An unremarkable region somewhere containing about 10⁵³ kilograms of stuff would soon approach the size of a person, give or take. This was our current observable universe, the stuff that has since become trillions of galaxies, one of which now contains a G-type dwarf star orbited by at least eight planets, one of which is home to a grandiose ecosystem and a young, inexperienced civilization of curious bipedal mammals.

It's still unclear whether or not this inflation actually happened, but many cosmologists agree that it did, since there's a fair bit of evidence for it, which you can explore through the Wikipedia article. What happened before cosmic inflation remains a mystery, for there is no evidence for any events preceding it, not even indirect signs hidden within the cosmic microwave background. This is as far back as our knowledge goes. Basic extrapolation predicts that the Universe expanded into existence out of an infinitely dense singularity, but there's no solid reason to believe that was the case. Many different ideas exist for how our cosmos came to be. Many of them seem to inevitably imply the existence of other universes.

Birth of matter (time: still unknown)

At some point, matter as we know it was created in a process called reheating. It could have happened sometime during inflation or after it, or possibly even before it - we're still in the uncertain era where it's unclear what happened and in what order, we just suspect these things must have occurred at some point for the Universe to end up the way it is. As inflation stretched the Cosmos thin, the primordial radiation that drove it must have decayed into regular radiation, which back then included particles we usually understand as matter, such as electrons and quarks. Those particles zoomed around at the speed of light and smacked into each other with so much energy that it produced even more particles.

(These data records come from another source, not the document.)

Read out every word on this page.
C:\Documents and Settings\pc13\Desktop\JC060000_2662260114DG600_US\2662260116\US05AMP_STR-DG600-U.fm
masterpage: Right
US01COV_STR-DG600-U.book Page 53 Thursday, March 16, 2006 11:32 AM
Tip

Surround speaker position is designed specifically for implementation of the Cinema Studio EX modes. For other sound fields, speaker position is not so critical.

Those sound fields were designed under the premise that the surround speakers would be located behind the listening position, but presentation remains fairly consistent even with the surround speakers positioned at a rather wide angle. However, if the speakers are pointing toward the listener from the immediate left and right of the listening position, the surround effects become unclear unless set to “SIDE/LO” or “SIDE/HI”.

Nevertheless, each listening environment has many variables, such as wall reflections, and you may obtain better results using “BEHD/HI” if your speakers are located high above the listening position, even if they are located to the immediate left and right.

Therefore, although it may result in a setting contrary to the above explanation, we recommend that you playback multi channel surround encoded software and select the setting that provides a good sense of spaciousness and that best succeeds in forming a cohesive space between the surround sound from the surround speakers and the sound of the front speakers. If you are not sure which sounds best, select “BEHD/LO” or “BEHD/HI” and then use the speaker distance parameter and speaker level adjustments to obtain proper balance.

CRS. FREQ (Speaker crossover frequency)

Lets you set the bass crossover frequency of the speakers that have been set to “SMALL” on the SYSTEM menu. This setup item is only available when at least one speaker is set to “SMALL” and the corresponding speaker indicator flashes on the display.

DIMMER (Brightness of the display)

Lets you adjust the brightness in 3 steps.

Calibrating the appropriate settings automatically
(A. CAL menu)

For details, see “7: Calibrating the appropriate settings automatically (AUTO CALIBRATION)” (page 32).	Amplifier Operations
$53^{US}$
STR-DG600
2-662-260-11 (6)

There are two main categories of particles - fermions and bosons. Fermions (like quarks and electrons) make up matter, while bosons (like gluons, photons or the famous Higgs) are little things they toss at each other in order to interact. In the early Universe bosons had such insane energies that they spontaneously turned into fermion-antifermion pairs - gluons became quarks and antiquarks, photons became electrons and positrons, etc. These particles and antiparticles annihilated each other, becoming their respective bosons again, which produced more fermion-antifermion pairs, and so on. The observable universe contains something like 10¹⁰⁰ fermions.

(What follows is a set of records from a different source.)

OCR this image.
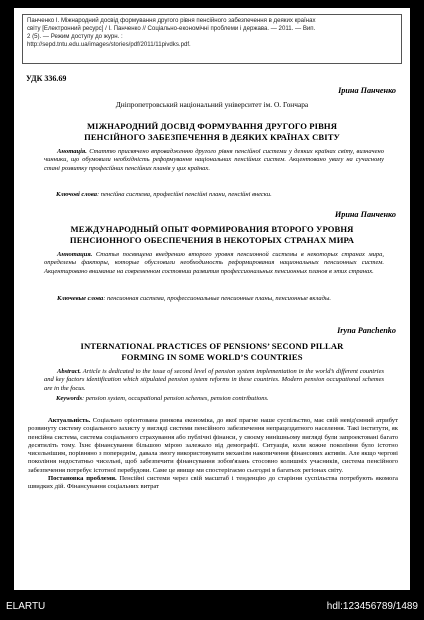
Панченко І. Міжнародний досвід формування другого рівня пенсійного забезпечення в деяких країнах
світу [Електронний ресурс] / І. Панченко // Соціально-економічні проблеми і держава. — 2011. — Вип.
2 (5). — Режим доступу до журн. :
http://sepd.tntu.edu.ua/images/stories/pdf/2011/11pivdks.pdf.
УДК 336.69
Ірина Панченко
Дніпропетровський національний університет ім. О. Гончара
МІЖНАРОДНИЙ ДОСВІД ФОРМУВАННЯ ДРУГОГО РІВНЯ
ПЕНСІЙНОГО ЗАБЕЗПЕЧЕННЯ В ДЕЯКИХ КРАЇНАХ СВІТУ
  Анотація. Статтю присвячено впровадженню другого рівня пенсійної системи у деяких країнах світу, визначено чинники, що обумовили необхідність реформування національних пенсійних систем. Акцентовано увагу на сучасному стані розвитку професійних пенсійних планів у цих країнах.
Ключові слова: пенсійна система, професійні пенсійні плани, пенсійні внески.
Ирина Панченко
МЕЖДУНАРОДНЫЙ ОПЫТ ФОРМИРОВАНИЯ ВТОРОГО УРОВНЯ
ПЕНСИОННОГО ОБЕСПЕЧЕНИЯ В НЕКОТОРЫХ СТРАНАХ МИРА
  Аннотация. Статья посвящена внедрению второго уровня пенсионной системы в некоторых странах мира, определены факторы, которые обусловили необходимость реформирования национальных пенсионных систем. Акцентировано внимание на современном состоянии развития профессиональных пенсионных планов в этих странах.
  Ключевые слова: пенсионная система, профессиональные пенсионные планы, пенсионные вклады.
Iryna Panchenko
INTERNATIONAL PRACTICES OF PENSIONS’ SECOND PILLAR
FORMING IN SOME WORLD’S COUNTRIES
  Abstract. Article is dedicated to the issue of second level of pension system implementation in the world’s different countries and key factors identification which stipulated pension system reforms in these countries. Modern pension occupational schemes are in the focus.
Keywords: pension system, occupational pension schemes, pension contributions.

Актуальність. Соціально орієнтована ринкова економіка, до якої прагне наше суспільство, має свій невід'ємний атрибут розвинуту систему соціального захисту у вигляді системи пенсійного забезпечення непрацездатного населення. Такі інститути, як пенсійна система, система соціального страхування або публічні фінанси, у своєму нинішньому вигляді були запроектовані багато десятиліть тому. Їхнє фінансування більшою мірою залежало від демографії. Ситуація, коли кожне покоління було істотно чисельнішим, порівняно з попереднім, давала змогу використовувати механізм накопичення фінансових активів. Але якщо чергові покоління недостатньо чисельні, щоб забезпечити фінансування зобов'язань стосовно колишніх учасників, система пенсійного забезпечення потребує істотної перебудови. Саме це явище ми спостерігаємо сьогодні в багатьох регіонах світу.

Постановка проблеми. Пенсійні системи через свій масштаб і тенденцію до старіння суспільства потребують якомога швидких дій. Фінансування соціальних витрат

ELARTU	hdl:123456789/1489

Note that by "observable universe" I mean "the sphere of space that would become our current observable universe". There was technically no observable universe up until some 380,000 years after inflation, given space was fully opaque, but even if there was, its size would be different from the sphere containing all currently visible matter.

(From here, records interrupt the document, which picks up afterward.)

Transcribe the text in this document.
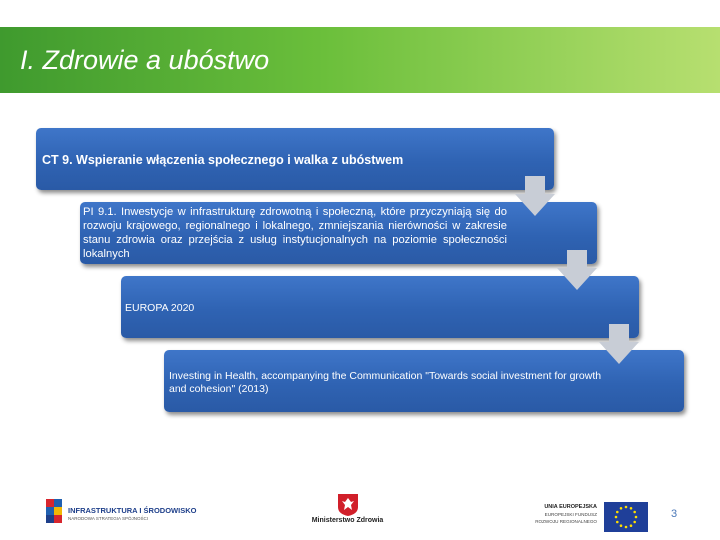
I. Zdrowie a ubóstwo
CT 9. Wspieranie włączenia społecznego i walka z ubóstwem
PI 9.1. Inwestycje w infrastrukturę zdrowotną i społeczną, które przyczyniają się do rozwoju krajowego, regionalnego i lokalnego, zmniejszania nierówności w zakresie stanu zdrowia oraz przejścia z usług instytucjonalnych na poziomie społeczności lokalnych
EUROPA 2020
Investing in Health, accompanying the Communication "Towards social investment for growth and cohesion" (2013)
INFRASTRUKTURA I ŚRODOWISKO
NARODOWA STRATEGIA SPÓJNOŚCI	Ministerstwo Zdrowia
UNIA EUROPEJSKA
EUROPEJSKI FUNDUSZ
ROZWOJU REGIONALNEGO
3
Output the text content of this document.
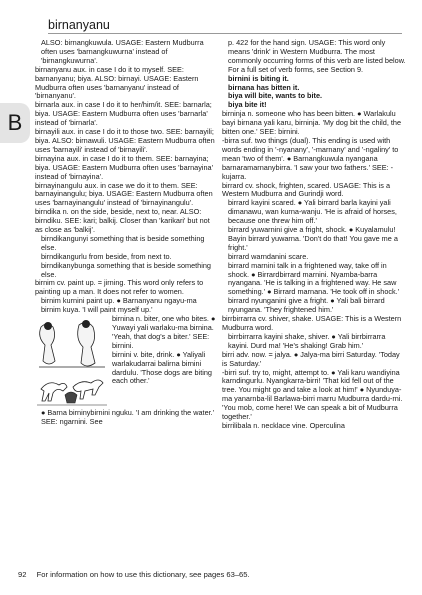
birnanyanu
B

ALSO: birnangkuwula. USAGE: Eastern Mudburra often uses 'barnangkuwurna' instead of 'birnangkuwurna'.

birnanyanu aux. in case I do it to myself. SEE: barnanyanu; biya. ALSO: birnayi. USAGE: Eastern Mudburra often uses 'barnanyanu' instead of 'birnanyanu'.

birnarla aux. in case I do it to her/him/it. SEE: barnarla; biya. USAGE: Eastern Mudburra often uses 'barnarla' instead of 'birnarla'.

birnayili aux. in case I do it to those two. SEE: barnayili; biya. ALSO: birnawuli. USAGE: Eastern Mudburra often uses 'barnayili' instead of 'birnayili'.

birnayina aux. in case I do it to them. SEE: barnayina; biya. USAGE: Eastern Mudburra often uses 'barnayina' instead of 'birnayina'.

birnayinangulu aux. in case we do it to them. SEE: barnayinangulu; biya. USAGE: Eastern Mudburra often uses 'barnayinangulu' instead of 'birnayinangulu'.

birndika n. on the side, beside, next to, near. ALSO: birndiku. SEE: kari; balkij. Closer than 'karikari' but not as close as 'balkij'.

birndikangunyi something that is beside something else.

birndikangurlu from beside, from next to.

birndikanybunga something that is beside something else.

birnim cv. paint up. = jirning. This word only refers to painting up a man. It does not refer to women.

birnim kurnini paint up. ● Barnanyanu ngayu-ma birnim kuya. 'I will paint myself up.'

birnina n. biter, one who bites. ● Yuwayi yali warlaku-ma birnina. 'Yeah, that dog's a biter.' SEE: birnini.

birnini v. bite, drink. ● Yaliyali warlakudarrai balirna birnini dardulu. 'Those dogs are biting each other.'

● Barna birninybirnini nguku. 'I am drinking the water.' SEE: ngarnini. See

p. 422 for the hand sign. USAGE: This word only means 'drink' in Western Mudburra. The most commonly occurring forms of this verb are listed below. For a full set of verb forms, see Section 9.

birnini is biting it.

birnana has bitten it.

biya will bite, wants to bite.

biya bite it!

birninja n. someone who has been bitten. ● Warlakulu bayi birnana yali karu, birninja. 'My dog bit the child, the bitten one.' SEE: birnini.

-birra suf. two things (dual). This ending is used with words ending in '-nyanany', '-marnany' and '-ngaliny' to mean 'two of them'. ● Barnangkuwula nyangana barnaramarnanybirra. 'I saw your two fathers.' SEE: -kujarra.

birrard cv. shock, frighten, scared. USAGE: This is a Western Mudburra and Gurindji word.

birrard kayini scared. ● Yali birrard barla kayini yali dimanawu, wan kurna-wanju. 'He is afraid of horses, because one threw him off.'

birrard yuwarnini give a fright, shock. ● Kuyalamulu! Bayin birrard yuwarna. 'Don't do that! You gave me a fright.'

birrard warndanini scare.

birrard marnini talk in a frightened way, take off in shock. ● Birrardbirrard marnini. Nyamba-barra nyangana. 'He is talking in a frightened way. He saw something.' ● Birrard marnana. 'He took off in shock.'

birrard nyunganini give a fright. ● Yali bali birrard nyungana. 'They frightened him.'

birrbirrarra cv. shiver, shake. USAGE: This is a Western Mudburra word.

birrbirrarra kayini shake, shiver. ● Yali birrbirrarra kayini. Durd ma! 'He's shaking! Grab him.'

birri adv. now. = jalya. ● Jalya-ma birri Saturday. 'Today is Saturday.'

-birri suf. try to, might, attempt to. ● Yali karu wandiyina karndingurlu. Nyangkarra-birri! 'That kid fell out of the tree. You might go and take a look at him!' ● Nyunduya-ma yanarnba-lil Barlawa-birri marru Mudburra dardu-rni. 'You mob, come here! We can speak a bit of Mudburra together.'

birrilibala n. necklace vine. Operculina

92 For information on how to use this dictionary, see pages 63–65.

Structures that existed before inflation were now drowned in an incredibly hot & dense quark-gluon plasma, but nevertheless slightly affected it with their gravity. The Universe continued to expand at a much slower, but still tremendous rate, driven by the pressure of radiation the plasma emitted into itself. Still quadrillions of degrees hot, the Universe continued to cool, at some point allowing some particles to begin interacting with Higgs bosons and thus acquiring mass.